Constructing a text corpus is a single line with the nomisma library, once we bring in the cite and ohco2 libraries from the CITE architecture.

import edu.holycross.shot.ohco2._
import edu.holycross.shot.cite._

val corpus: Corpus = ocre.corpus

Under the hood, the OcreIssue class has a textNodes function that creates 0-2 citable text nodes. (There wil be two text nodes if the issue has both an obverse and reverse legend.)

val issueId = "3.com.43"
val randomIssue = ocre.issue(issueId).get

println("In issue " + issueId + ", made " + randomIssue.textNodes.size + " text nodes")

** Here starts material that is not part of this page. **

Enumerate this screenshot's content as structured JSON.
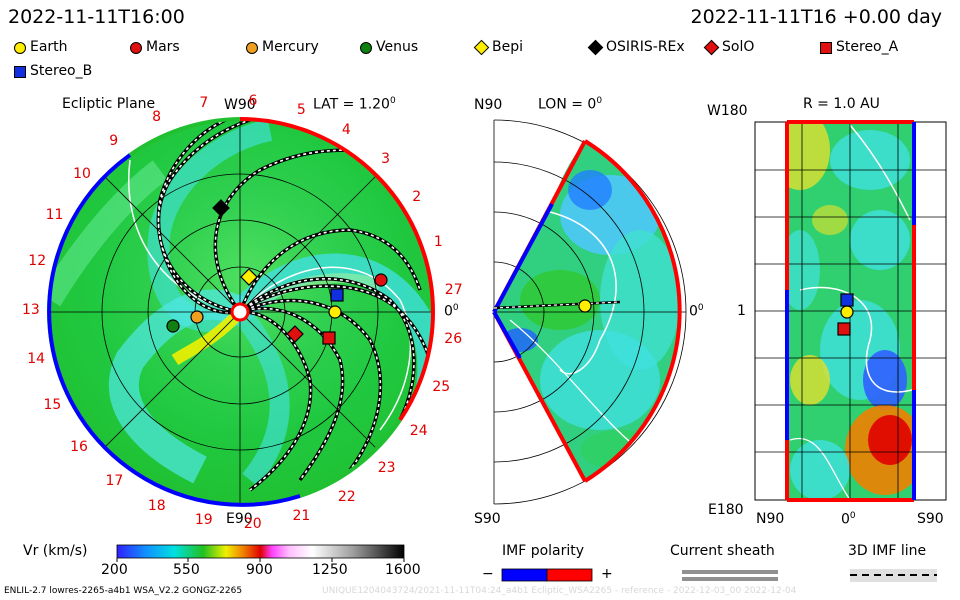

for (n <- randomIssue.textNodes) {
    println("\nReference: " + n.urn)
    println("Text content: " + n.text)
}
In issue 3.com.43, made 2 text nodes

Reference: urn:cts:hcnum:issues.ric.raw:3.com.43.obv
Text content: M COMMODVS ANTONINVS AVG

Reference: urn:cts:hcnum:issues.ric.raw:3.com.43.rev
Text content: TR P VII IMP V COS III P P

Let’s parse the components of the identifying URNs.

They belong to the CTS namespace hcnum, and a text group issues.

Within that group, their document identifier is ric, and the specific version identifier is raw. When we process the corpus (e.g., to generate a fully expanded version of abbreviated terms), we will use a different version identifier, but the rest of the URN will remain the same.

The passage component is directly adapted from the nomisma.org identifier: 3.com.43 identifies RIC volume 3, Commodus, issue 43. The final piece of the passage component distinguishes obverse text from reverse text.

As in any CTS environment, we can then select texts identified at any level of the passage and work hierarchies.

val commodus43 = corpus.nodes.filter(_.urn <=  CtsUrn("urn:cts:hcnum:issues.ric.raw:3.com.43"))
println("**OBV** " + commodus43.map(_.text).mkString(" **REV** "))
**OBV** M COMMODVS ANTONINVS AVG **REV** TR P VII IMP V COS III P P
val allCommodus = corpus.nodes.filter(_.urn <= CtsUrn("urn:cts:hcnum:issues.ric.raw:3.com"))
println("All legends in coins of Commodus: " + allCommodus.size)
All legends in coins of Commodus: 1890
val allRIC3 = corpus.nodes.filter(_.urn <= CtsUrn("urn:cts:hcnum:issues.ric.raw:3"))
println("All legends in RIC 3: " + allRIC3.size)
All legends in RIC 3: 10250

Immutable identifiers

The Jupyter notebook accompanying this post shows how the nomisma library works with a citable corpus, but I want to comment briefly on the choices underlying that implementation.

Identifiers have no meaning if they can be changed. They can be deprecated and mapped to other identifiers, but a reference that can be changed is lost.

Nomisma.org, like other Linked Open Data projects, uses URLs to identify content. The texts in our corpus use CTS URNs. We must be able to associate every URN in our text corpus with the nomisma.org URL for the corresponding coin. URLs and URNs have different restrictions on character usage, however. The hyphen -, for example, is a reserved character in CTS URNs used to join two endpoints of a range of text, but nomisma.org URLs frequently use hyphens in their identifiers. In generating corresponding URNs, hyphens are replaced with underscores _. Nomisma.org URLs also include underscores in their identifiers, however, so to support 100% conversion in both directions (URN<->URL) I have maintained a simple text file in the nomisma library’s github repository https://raw.githubusercontent.com/neelsmith/nomisma/master/cex/ocre-url-cts-map.tsv pairing each original nomisma.org URL for a coin with the CTS URN for the coin’s texts.

Systematically testing all of these relations has advantages. For example, the identifying component 9.alex.21B1. of a nomisma.org URL fails to parse as an identifying component in a CTS URN since the trailing period is illegal in CTS URNs. In tracking down why one identifier out of more than 50,000 failed in this way, it became immediately apparent that it was a typo for 9.alex.21B.1.

A README file in the git repository’s cex directory summarizes all the differences between the final identifying components of nomisma.org URLs and the URNs used in the nomisma library that are fully cataloged in https://raw.githubusercontent.com/neelsmith/nomisma/master/cex/ocre-url-cts-map.tsv.